La bibliothèque libre.
Lécrivain et Briard (p. 94-98).
Quatrième partie, chapitre XVII


CHAPITRE XVII

PETIT ORAGE. COMMENT APAISÉ


« Non, non, madame, il ne l’épousera pas, dit (se jetant où nous étions et criant) mon écervelé de neveu, dont aussitôt je devine la manœuvre. Lui ! l’odieux sir Georges, devenir l’époux de miss Charlotte ! Si j’avais mille vies, il faudrait qu’il m’arrachât la dernière avant que de conclure un hymen aussi mal assorti ! » Monrose, en parlant avec fureur, parcourait la chambre à grands pas : il était fou. La pauvre Zéïla, stupéfaite, semblait me dire des yeux : « Il sait tout : quel démon m’a trahie ! »
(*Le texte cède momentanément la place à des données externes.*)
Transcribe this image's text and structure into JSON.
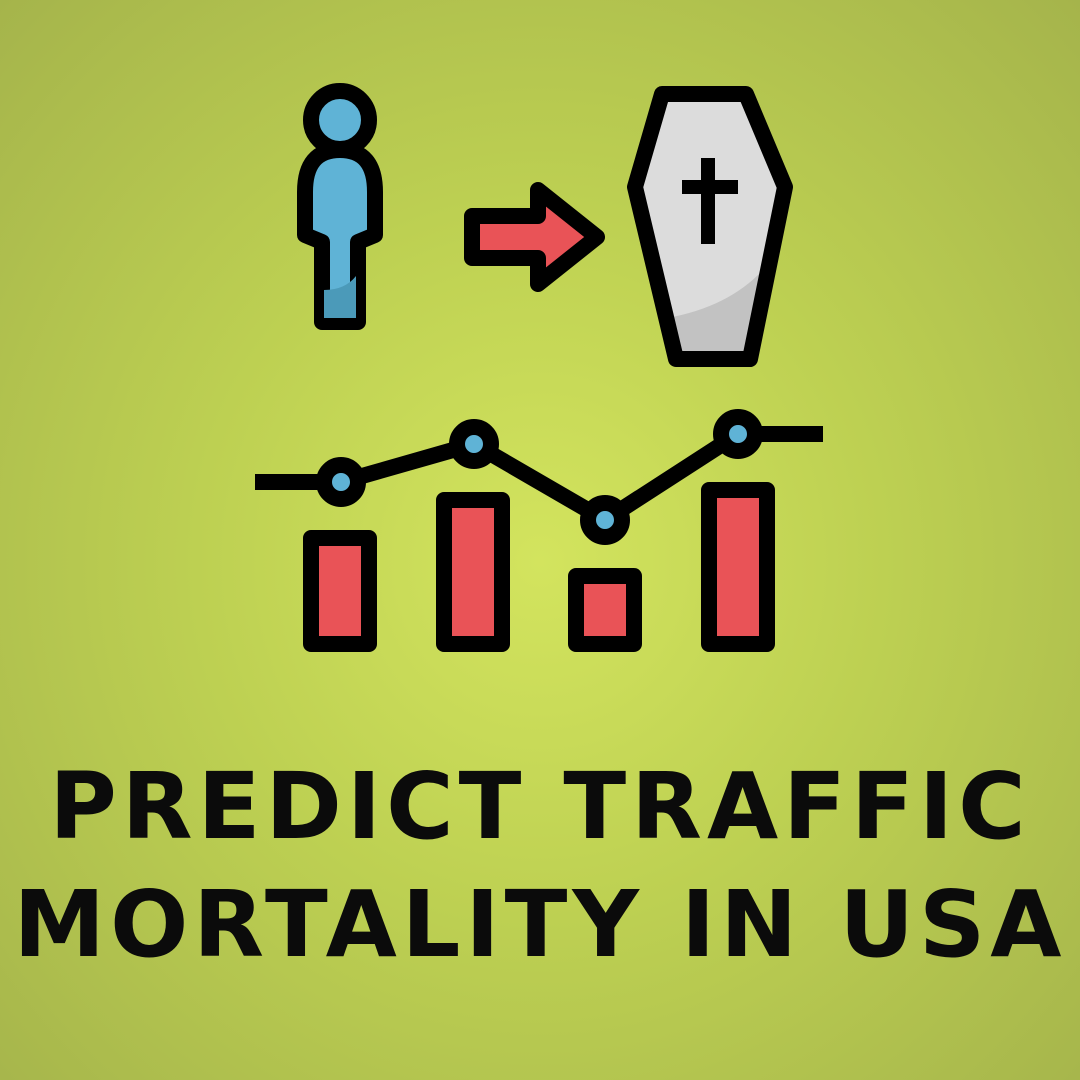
{
  "icons": {
    "person": "person-icon",
    "arrow": "arrow-right-icon",
    "coffin": "coffin-icon",
    "cross": "cross-icon",
    "chart": "bar-line-chart-icon"
  },
  "colors": {
    "background": "#c4d657",
    "person_fill": "#5fb3d6",
    "arrow_fill": "#e95357",
    "coffin_fill": "#dcdcdc",
    "bar_fill": "#e95357",
    "point_fill": "#5fb3d6",
    "outline": "#000000"
  },
  "title": {
    "line1": "PREDICT TRAFFIC",
    "line2": "MORTALITY IN USA"
  }
}
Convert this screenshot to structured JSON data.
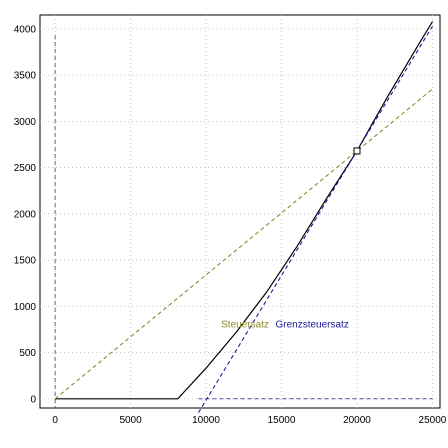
{
  "chart_data": {
    "type": "line",
    "title": "",
    "xlabel": "",
    "ylabel": "",
    "xlim": [
      -1000,
      25500
    ],
    "ylim": [
      -100,
      4150
    ],
    "x_ticks": [
      0,
      5000,
      10000,
      15000,
      20000,
      25000
    ],
    "y_ticks": [
      0,
      500,
      1000,
      1500,
      2000,
      2500,
      3000,
      3500,
      4000
    ],
    "grid": true,
    "series": [
      {
        "role": "tax-curve",
        "color": "#000000",
        "style": "solid",
        "x": [
          0,
          8130,
          10000,
          12000,
          14000,
          16000,
          18000,
          20000,
          22000,
          24000,
          25000
        ],
        "y": [
          0,
          0,
          330,
          720,
          1150,
          1640,
          2170,
          2680,
          3260,
          3810,
          4080
        ]
      },
      {
        "name": "Steuersatz",
        "role": "average-rate-line",
        "color": "#8a8a2e",
        "style": "dashed",
        "x": [
          0,
          25000
        ],
        "y": [
          0,
          3350
        ]
      },
      {
        "name": "Grenzsteuersatz",
        "role": "marginal-rate-tangent",
        "color": "#1a1aa0",
        "style": "dashed",
        "x": [
          9500,
          25000
        ],
        "y": [
          -150,
          4030
        ]
      }
    ],
    "reference_lines": [
      {
        "axis": "x",
        "value": 0,
        "color": "#4a4aa0",
        "style": "dashed"
      },
      {
        "axis": "y",
        "value": 0,
        "color": "#4a4aa0",
        "style": "dashed",
        "from": 9500,
        "to": 25000
      }
    ],
    "marker": {
      "x": 20000,
      "y": 2680,
      "shape": "square"
    },
    "annotations": [
      {
        "text": "Steuersatz",
        "x": 11000,
        "y": 770,
        "color": "#8a8a2e"
      },
      {
        "text": "Grenzsteuersatz",
        "x": 14600,
        "y": 770,
        "color": "#1a1aa0"
      }
    ]
  }
}
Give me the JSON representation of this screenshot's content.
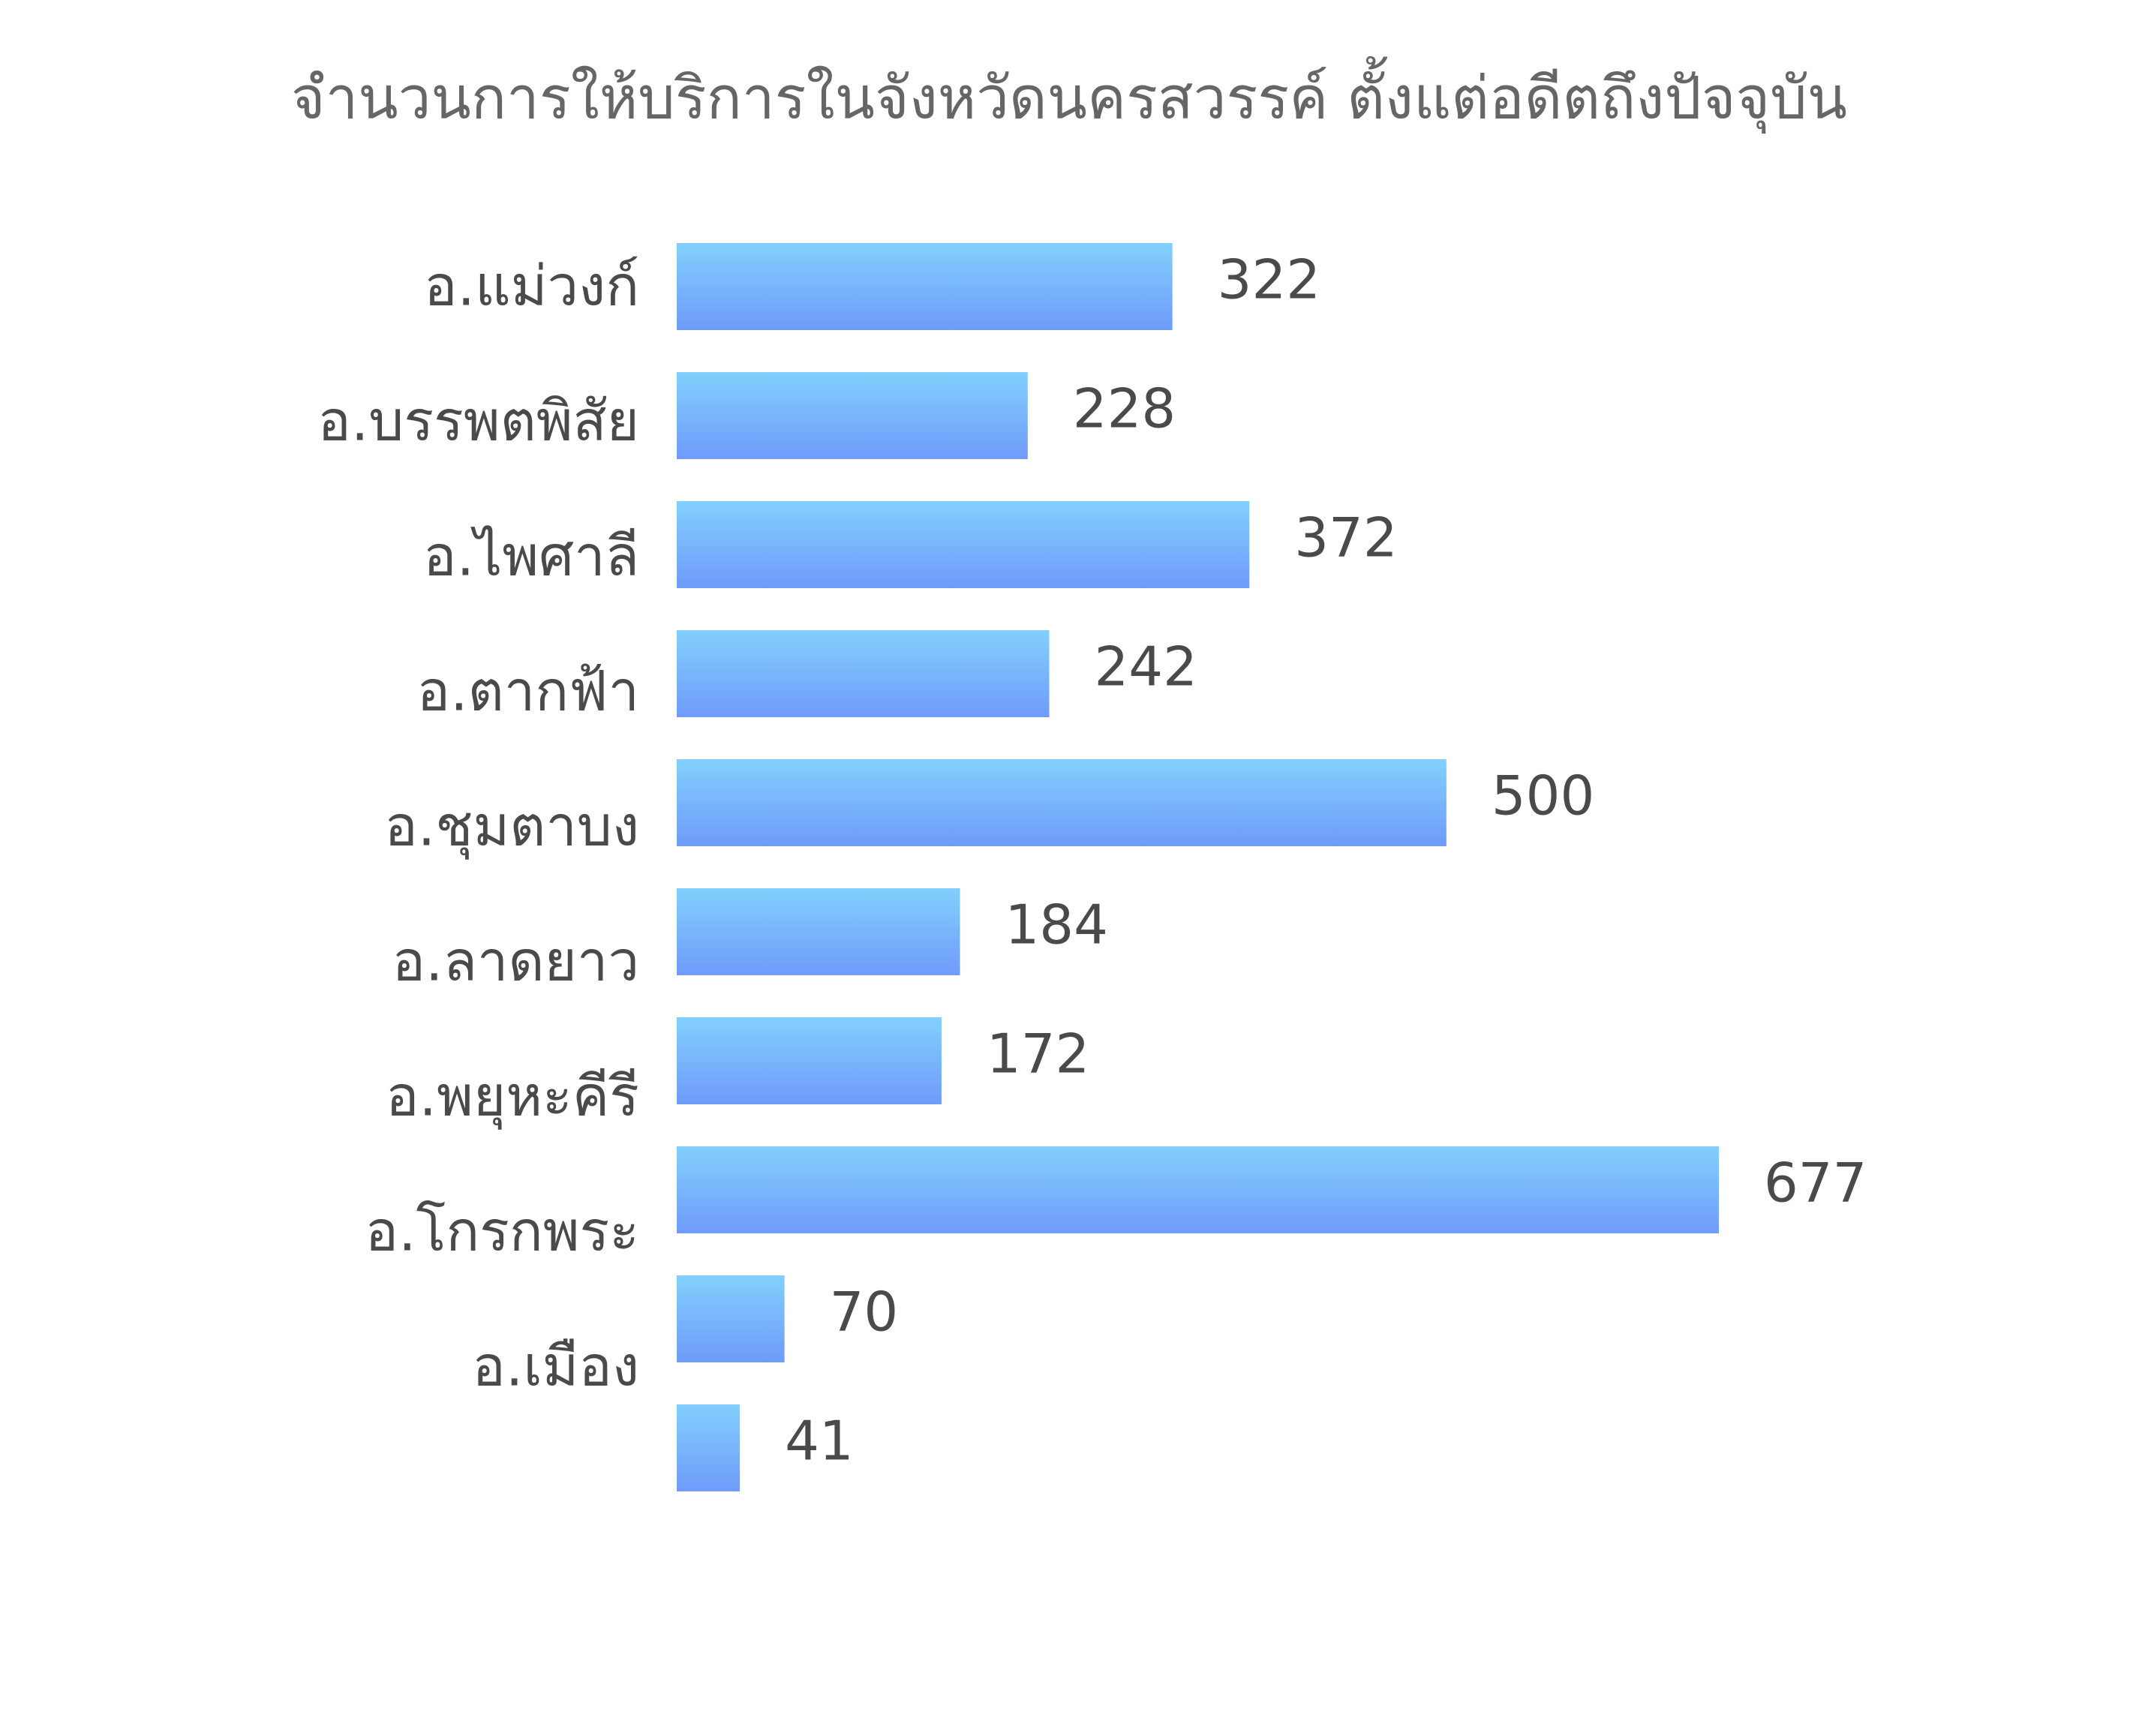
{
  "chart_data": {
    "type": "barh",
    "title": "จำนวนการให้บริการในจังหวัดนครสวรรค์ ตั้งแต่อดีตถึงปัจจุบัน",
    "categories": [
      "อ.แม่วงก์",
      "อ.บรรพตพิสัย",
      "อ.ไพศาลี",
      "อ.ตากฟ้า",
      "อ.ชุมตาบง",
      "อ.ลาดยาว",
      "อ.พยุหะคีรี",
      "อ.โกรกพระ",
      "อ.เมือง",
      null
    ],
    "values": [
      322,
      228,
      372,
      242,
      500,
      184,
      172,
      677,
      70,
      41
    ],
    "colors": [
      "#82d0fd",
      "#6f9bfa"
    ]
  }
}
Après cette belle entrée et d’autres imprécations dont je fais grâce au lecteur, l’extravagant fit un saut vers la porte ; j’eus le bon sens de m’opposer. « Où courez-vous ? — M’assurer de miss Charlotte ; la soustraire au projet noir qu’on a formé contre elle ; la dérober à la persécution… — Quel langage, mon fils ! Oubliez-vous que c’est devant moi… — Ô ma mère, que je suis loin de vouloir vous offenser ! Dans tout ceci vous ne faites qu’obéir… c’est votre cruel époux qui ordonne et persécute… Oui, ma mère, je le sais, miss déteste le mariage, et l’on veut lui faire violence… — Violence, mon fils ! je serais incapable de m’y prêter. — Et cependant vous vous disposez à priver cette créature angélique des beautés de son nouveau séjour ! De plein saut vous la jetez dans un maudit couvent ! C’est par l’horreur de l’esclavage monacal que vous voulez assouplir Charlotte, afin qu’elle puisse se résigner à subir l’autre… Mais non, non, ma mère, cette intrigue détestable ne se consommera point, du moins aussi longtemps que je vivrai. Sir Georges, pour plus d’une raison, est mon ennemi déclaré. Du moment qu’il a pu être assez peu généreux pour offenser de nouveau celui qui revenait à lui de bonne amitié, j’ai cessé d’être indulgent à son égard. Je lui réservais la mort, je la lui dois plus promptement à cette heure… (D’un ton plus doux.) Mais, vous aussi, chère Félicia, vous voulez être contre moi ! vous arrêtez mes pas. Avez-vous déjà pris un rôle dans le complot inique ? » Je ne répondis rien ; je gardai seulement la porte. Zéïla se désolait dans un fauteuil. Monrose était trop délicat pour forcer la barrière que je lui faisais de ma personne… Il a baissé les yeux ; il médite… Puis il court à sa mère, se jette à ses pieds ; implore un pardon pour son manque de respect ; se justifie le moins mal qu’il peut du transport où il vient de s’engager ; mais, toujours furieux contre le baronnet, il jure que jamais cet homme ne deviendra l’époux de Charlotte.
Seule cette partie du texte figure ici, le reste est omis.